The Friday banter comes to a grisly halt when a smiling thug fishes a gun from
behind his back and shoots his half-naked friends at point-blank range. We
are not privy to the reasons for this. The perplexing lack of narrative
turns every unpredictable killing into a squalid waste of life.
Garrone’s film is brave to the point of foolhardy. Gomorrah is a
lacerating account of the real Camorra, the mindless violence, and the slums
where they breed. Garrone delivers a sledgehammer blow to the Godfather
fantasy. He shatters the Hollywood myth and exposes the godforsaken reality.
The only “tradition” celebrated here is callous indifference.
The documentary intensity of Gomorrah is a tabloid scandal. The
crumbling estates of Scam-pia are home to families whose lives are
determined by overweight skinheads in cheap track-suits. The crowded flats
are incongruously stacked up in the shape of ocean liners beached next to
eight-lane highways in the middle of baking nowhere. The concrete gangplanks
are patrolled by seedy drug-dealers.
The film stalks a handful of vulnerable locals. Totò is an androgynous
13-year-old who is desperate to sign up to a gang, even if the initiation
ceremony involves being shot in the chest. Two pimply Scarface fans,
Marco and Ciro, steal guns from the wrong crew. And a sleazy flake, Franco,
mints a fortune by tucking away lorry-loads of chemicals in local quarries.

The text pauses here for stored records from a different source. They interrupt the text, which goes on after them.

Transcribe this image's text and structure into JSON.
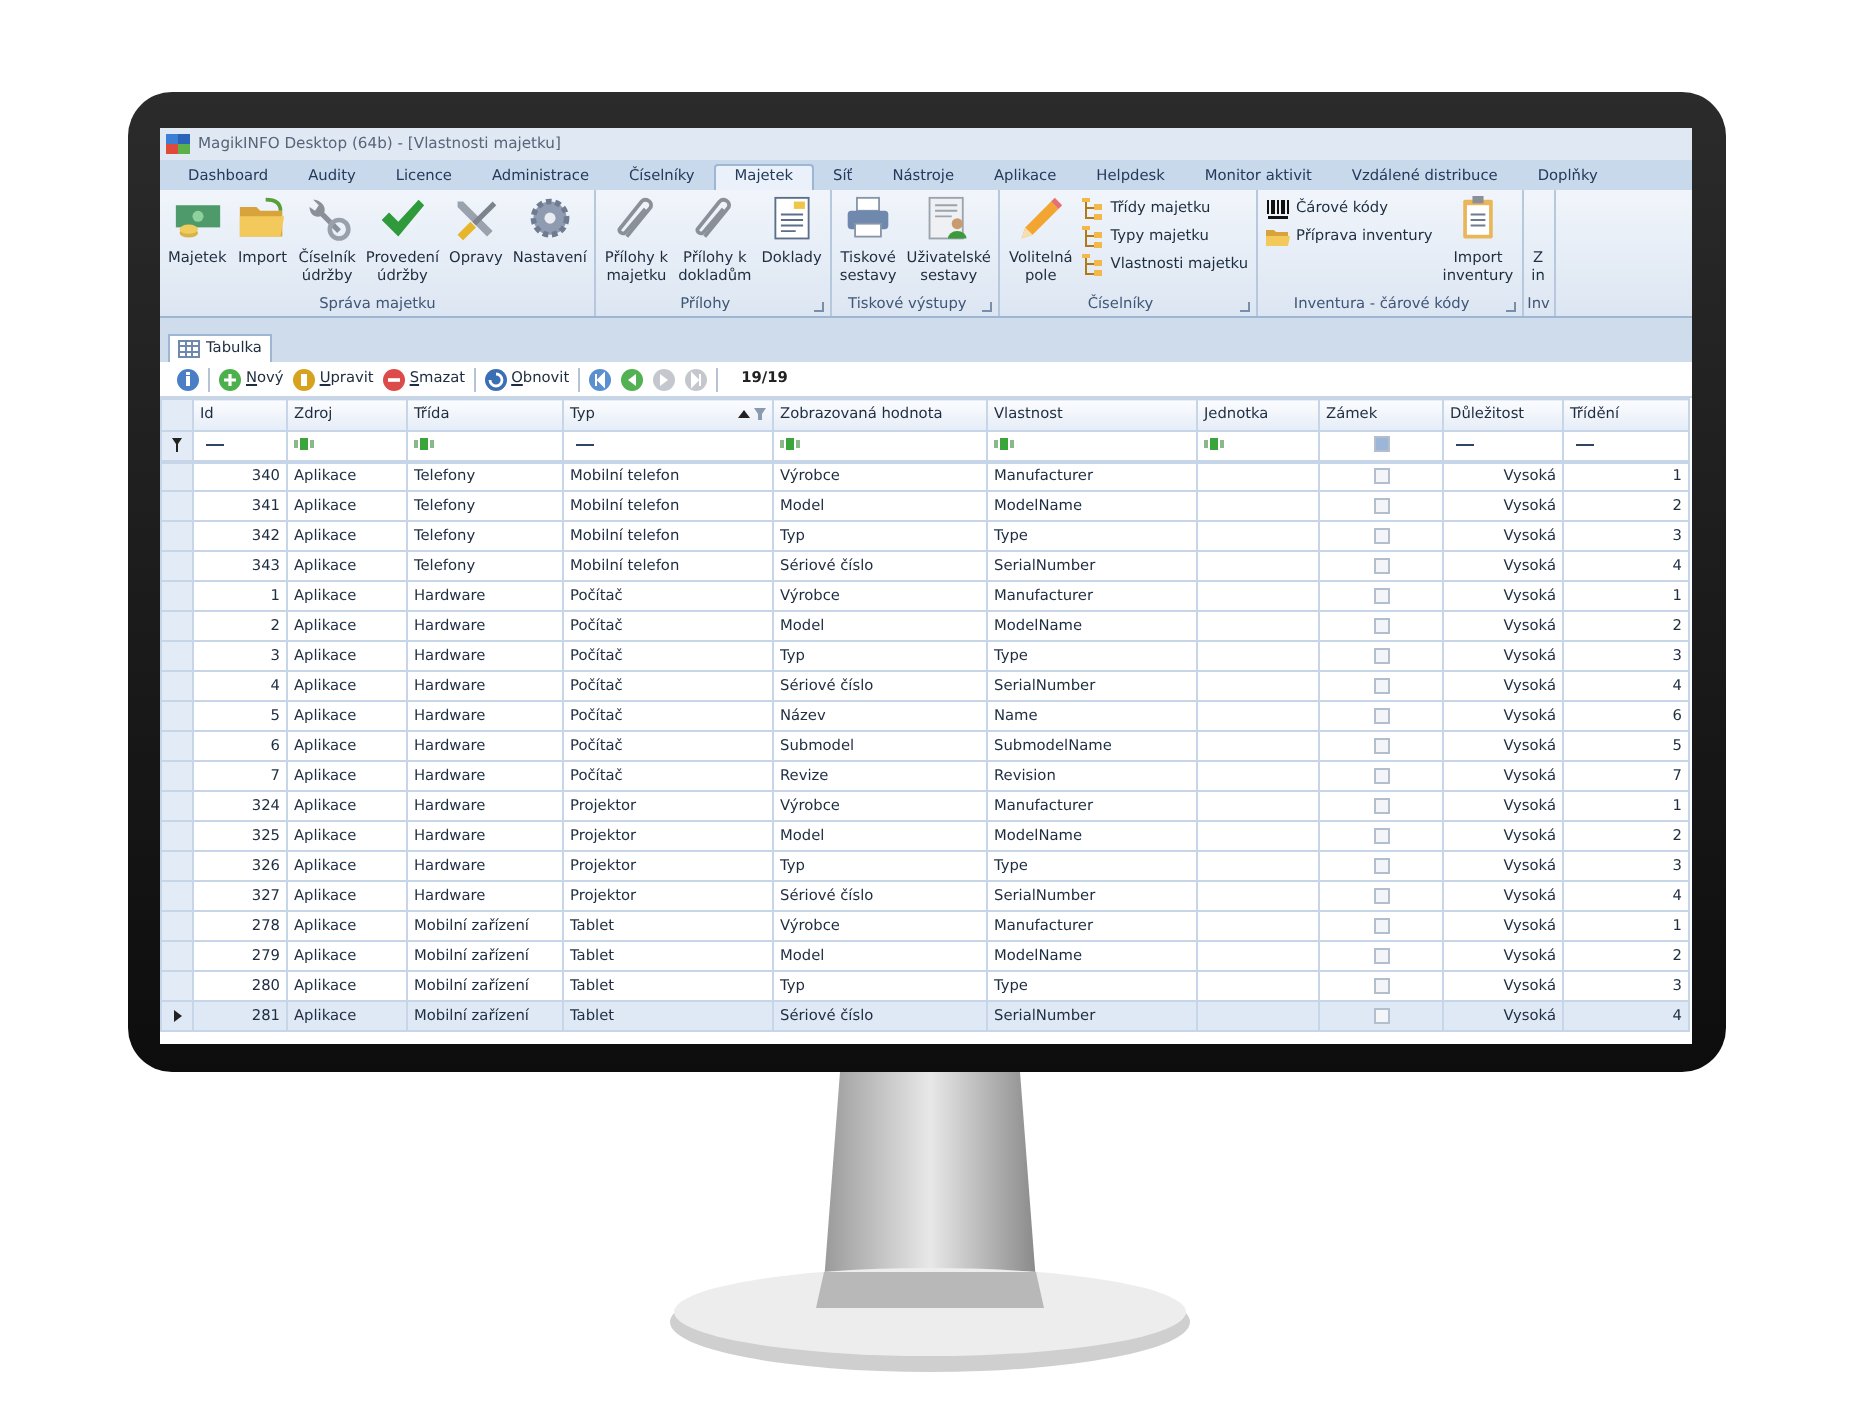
{
  "window": {
    "title": "MagikINFO Desktop (64b) - [Vlastnosti majetku]"
  },
  "tabs": [
    {
      "label": "Dashboard",
      "selected": false
    },
    {
      "label": "Audity",
      "selected": false
    },
    {
      "label": "Licence",
      "selected": false
    },
    {
      "label": "Administrace",
      "selected": false
    },
    {
      "label": "Číselníky",
      "selected": false
    },
    {
      "label": "Majetek",
      "selected": true
    },
    {
      "label": "Síť",
      "selected": false
    },
    {
      "label": "Nástroje",
      "selected": false
    },
    {
      "label": "Aplikace",
      "selected": false
    },
    {
      "label": "Helpdesk",
      "selected": false
    },
    {
      "label": "Monitor aktivit",
      "selected": false
    },
    {
      "label": "Vzdálené distribuce",
      "selected": false
    },
    {
      "label": "Doplňky",
      "selected": false
    }
  ],
  "ribbon": [
    {
      "label": "Správa majetku",
      "launcher": false,
      "buttons": [
        {
          "kind": "large",
          "label": "Majetek"
        },
        {
          "kind": "large",
          "label": "Import"
        },
        {
          "kind": "large",
          "label": "Číselník\núdržby"
        },
        {
          "kind": "large",
          "label": "Provedení\núdržby"
        },
        {
          "kind": "large",
          "label": "Opravy"
        },
        {
          "kind": "large",
          "label": "Nastavení"
        }
      ]
    },
    {
      "label": "Přílohy",
      "launcher": true,
      "buttons": [
        {
          "kind": "large",
          "label": "Přílohy k\nmajetku"
        },
        {
          "kind": "large",
          "label": "Přílohy k\ndokladům"
        },
        {
          "kind": "large",
          "label": "Doklady"
        }
      ]
    },
    {
      "label": "Tiskové výstupy",
      "launcher": true,
      "buttons": [
        {
          "kind": "large",
          "label": "Tiskové\nsestavy"
        },
        {
          "kind": "large",
          "label": "Uživatelské\nsestavy"
        }
      ]
    },
    {
      "label": "Číselníky",
      "launcher": true,
      "buttons": [
        {
          "kind": "large",
          "label": "Volitelná\npole"
        },
        {
          "kind": "small",
          "label": "Třídy majetku"
        },
        {
          "kind": "small",
          "label": "Typy majetku"
        },
        {
          "kind": "small",
          "label": "Vlastnosti majetku"
        }
      ]
    },
    {
      "label": "Inventura - čárové kódy",
      "launcher": true,
      "buttons": [
        {
          "kind": "small",
          "label": "Čárové kódy"
        },
        {
          "kind": "small",
          "label": "Příprava inventury"
        },
        {
          "kind": "large",
          "label": "Import\ninventury"
        }
      ]
    },
    {
      "label": "Inv",
      "launcher": false,
      "buttons": [
        {
          "kind": "cut",
          "label": "Z\nin"
        }
      ]
    }
  ],
  "document_tabs": [
    {
      "label": "Tabulka",
      "selected": true
    }
  ],
  "toolbar": {
    "buttons": [
      {
        "kind": "info"
      },
      {
        "kind": "add",
        "label": "Nový"
      },
      {
        "kind": "edit",
        "label": "Upravit"
      },
      {
        "kind": "delete",
        "label": "Smazat"
      },
      {
        "kind": "refresh",
        "label": "Obnovit"
      },
      {
        "kind": "first",
        "disabled": false
      },
      {
        "kind": "prev",
        "disabled": false
      },
      {
        "kind": "next",
        "disabled": true
      },
      {
        "kind": "last",
        "disabled": true
      }
    ],
    "count": "19/19"
  },
  "table": {
    "columns": [
      {
        "label": "Id",
        "kind": "number"
      },
      {
        "label": "Zdroj",
        "kind": "text"
      },
      {
        "label": "Třída",
        "kind": "text"
      },
      {
        "label": "Typ",
        "kind": "text",
        "sorted_ascending": true,
        "filter_button": true
      },
      {
        "label": "Zobrazovaná hodnota",
        "kind": "text"
      },
      {
        "label": "Vlastnost",
        "kind": "text"
      },
      {
        "label": "Jednotka",
        "kind": "text"
      },
      {
        "label": "Zámek",
        "kind": "check"
      },
      {
        "label": "Důležitost",
        "kind": "choice"
      },
      {
        "label": "Třídění",
        "kind": "number"
      }
    ],
    "filter_row": [
      {
        "kind": "dash"
      },
      {
        "kind": "abc"
      },
      {
        "kind": "abc"
      },
      {
        "kind": "dash"
      },
      {
        "kind": "abc"
      },
      {
        "kind": "abc"
      },
      {
        "kind": "abc"
      },
      {
        "kind": "check",
        "checked": true
      },
      {
        "kind": "dash"
      },
      {
        "kind": "dash"
      }
    ],
    "rows": [
      {
        "cells": [
          "340",
          "Aplikace",
          "Telefony",
          "Mobilní telefon",
          "Výrobce",
          "Manufacturer",
          ""
        ],
        "locked": false,
        "importance": "Vysoká",
        "order": "1",
        "selected": false
      },
      {
        "cells": [
          "341",
          "Aplikace",
          "Telefony",
          "Mobilní telefon",
          "Model",
          "ModelName",
          ""
        ],
        "locked": false,
        "importance": "Vysoká",
        "order": "2",
        "selected": false
      },
      {
        "cells": [
          "342",
          "Aplikace",
          "Telefony",
          "Mobilní telefon",
          "Typ",
          "Type",
          ""
        ],
        "locked": false,
        "importance": "Vysoká",
        "order": "3",
        "selected": false
      },
      {
        "cells": [
          "343",
          "Aplikace",
          "Telefony",
          "Mobilní telefon",
          "Sériové číslo",
          "SerialNumber",
          ""
        ],
        "locked": false,
        "importance": "Vysoká",
        "order": "4",
        "selected": false
      },
      {
        "cells": [
          "1",
          "Aplikace",
          "Hardware",
          "Počítač",
          "Výrobce",
          "Manufacturer",
          ""
        ],
        "locked": false,
        "importance": "Vysoká",
        "order": "1",
        "selected": false
      },
      {
        "cells": [
          "2",
          "Aplikace",
          "Hardware",
          "Počítač",
          "Model",
          "ModelName",
          ""
        ],
        "locked": false,
        "importance": "Vysoká",
        "order": "2",
        "selected": false
      },
      {
        "cells": [
          "3",
          "Aplikace",
          "Hardware",
          "Počítač",
          "Typ",
          "Type",
          ""
        ],
        "locked": false,
        "importance": "Vysoká",
        "order": "3",
        "selected": false
      },
      {
        "cells": [
          "4",
          "Aplikace",
          "Hardware",
          "Počítač",
          "Sériové číslo",
          "SerialNumber",
          ""
        ],
        "locked": false,
        "importance": "Vysoká",
        "order": "4",
        "selected": false
      },
      {
        "cells": [
          "5",
          "Aplikace",
          "Hardware",
          "Počítač",
          "Název",
          "Name",
          ""
        ],
        "locked": false,
        "importance": "Vysoká",
        "order": "6",
        "selected": false
      },
      {
        "cells": [
          "6",
          "Aplikace",
          "Hardware",
          "Počítač",
          "Submodel",
          "SubmodelName",
          ""
        ],
        "locked": false,
        "importance": "Vysoká",
        "order": "5",
        "selected": false
      },
      {
        "cells": [
          "7",
          "Aplikace",
          "Hardware",
          "Počítač",
          "Revize",
          "Revision",
          ""
        ],
        "locked": false,
        "importance": "Vysoká",
        "order": "7",
        "selected": false
      },
      {
        "cells": [
          "324",
          "Aplikace",
          "Hardware",
          "Projektor",
          "Výrobce",
          "Manufacturer",
          ""
        ],
        "locked": false,
        "importance": "Vysoká",
        "order": "1",
        "selected": false
      },
      {
        "cells": [
          "325",
          "Aplikace",
          "Hardware",
          "Projektor",
          "Model",
          "ModelName",
          ""
        ],
        "locked": false,
        "importance": "Vysoká",
        "order": "2",
        "selected": false
      },
      {
        "cells": [
          "326",
          "Aplikace",
          "Hardware",
          "Projektor",
          "Typ",
          "Type",
          ""
        ],
        "locked": false,
        "importance": "Vysoká",
        "order": "3",
        "selected": false
      },
      {
        "cells": [
          "327",
          "Aplikace",
          "Hardware",
          "Projektor",
          "Sériové číslo",
          "SerialNumber",
          ""
        ],
        "locked": false,
        "importance": "Vysoká",
        "order": "4",
        "selected": false
      },
      {
        "cells": [
          "278",
          "Aplikace",
          "Mobilní zařízení",
          "Tablet",
          "Výrobce",
          "Manufacturer",
          ""
        ],
        "locked": false,
        "importance": "Vysoká",
        "order": "1",
        "selected": false
      },
      {
        "cells": [
          "279",
          "Aplikace",
          "Mobilní zařízení",
          "Tablet",
          "Model",
          "ModelName",
          ""
        ],
        "locked": false,
        "importance": "Vysoká",
        "order": "2",
        "selected": false
      },
      {
        "cells": [
          "280",
          "Aplikace",
          "Mobilní zařízení",
          "Tablet",
          "Typ",
          "Type",
          ""
        ],
        "locked": false,
        "importance": "Vysoká",
        "order": "3",
        "selected": false
      },
      {
        "cells": [
          "281",
          "Aplikace",
          "Mobilní zařízení",
          "Tablet",
          "Sériové číslo",
          "SerialNumber",
          ""
        ],
        "locked": false,
        "importance": "Vysoká",
        "order": "4",
        "selected": true
      }
    ]
  }
}
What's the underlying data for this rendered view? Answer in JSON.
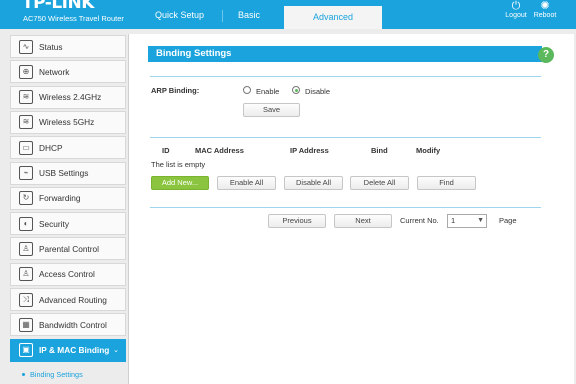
{
  "header": {
    "logo": "TP-LINK",
    "model": "AC750 Wireless Travel Router",
    "tabs": [
      {
        "label": "Quick Setup"
      },
      {
        "label": "Basic"
      },
      {
        "label": "Advanced"
      }
    ],
    "logout_label": "Logout",
    "reboot_label": "Reboot"
  },
  "sidebar": {
    "items": [
      {
        "label": "Status",
        "icon": "status-icon",
        "glyph": "∿"
      },
      {
        "label": "Network",
        "icon": "network-icon",
        "glyph": "⊕"
      },
      {
        "label": "Wireless 2.4GHz",
        "icon": "wireless-icon",
        "glyph": "≋"
      },
      {
        "label": "Wireless 5GHz",
        "icon": "wireless-icon",
        "glyph": "≋"
      },
      {
        "label": "DHCP",
        "icon": "dhcp-icon",
        "glyph": "▭"
      },
      {
        "label": "USB Settings",
        "icon": "usb-icon",
        "glyph": "⌁"
      },
      {
        "label": "Forwarding",
        "icon": "forwarding-icon",
        "glyph": "↻"
      },
      {
        "label": "Security",
        "icon": "security-icon",
        "glyph": "◐"
      },
      {
        "label": "Parental Control",
        "icon": "parental-control-icon",
        "glyph": "♙"
      },
      {
        "label": "Access Control",
        "icon": "access-control-icon",
        "glyph": "♙"
      },
      {
        "label": "Advanced Routing",
        "icon": "routing-icon",
        "glyph": "⤨"
      },
      {
        "label": "Bandwidth Control",
        "icon": "bandwidth-icon",
        "glyph": "▦"
      },
      {
        "label": "IP & MAC Binding",
        "icon": "binding-icon",
        "glyph": "▣"
      }
    ],
    "sub_item": "Binding Settings"
  },
  "main": {
    "section_title": "Binding Settings",
    "help_label": "?",
    "arp_label": "ARP Binding:",
    "enable_label": "Enable",
    "disable_label": "Disable",
    "arp_selected": "Disable",
    "save_label": "Save",
    "table": {
      "columns": [
        "ID",
        "MAC Address",
        "IP Address",
        "Bind",
        "Modify"
      ],
      "empty_text": "The list is empty"
    },
    "buttons": {
      "add_new": "Add New...",
      "enable_all": "Enable All",
      "disable_all": "Disable All",
      "delete_all": "Delete All",
      "find": "Find"
    },
    "pager": {
      "previous": "Previous",
      "next": "Next",
      "current_label": "Current No.",
      "current_value": "1",
      "page_label": "Page"
    }
  },
  "colors": {
    "accent": "#1aa3dc",
    "add_button": "#8bc53f",
    "help": "#5cb85c"
  }
}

The brilliant cast are a terrifying mix of professional actors and hand-picked
locals. The unpredictable narrative is far more in tune with the favelas in City
of God than Scorsese’s Mean Streets. In some respects Gomorrah
marks a parting of the ways. This bleak portrait of human waste has
little chance of paddling across the Atlantic. Roberto Saviano, the young
Italian journalist who wrote the book on which the film is based, has paid a
high price for this authenticity. He is now living with police protection.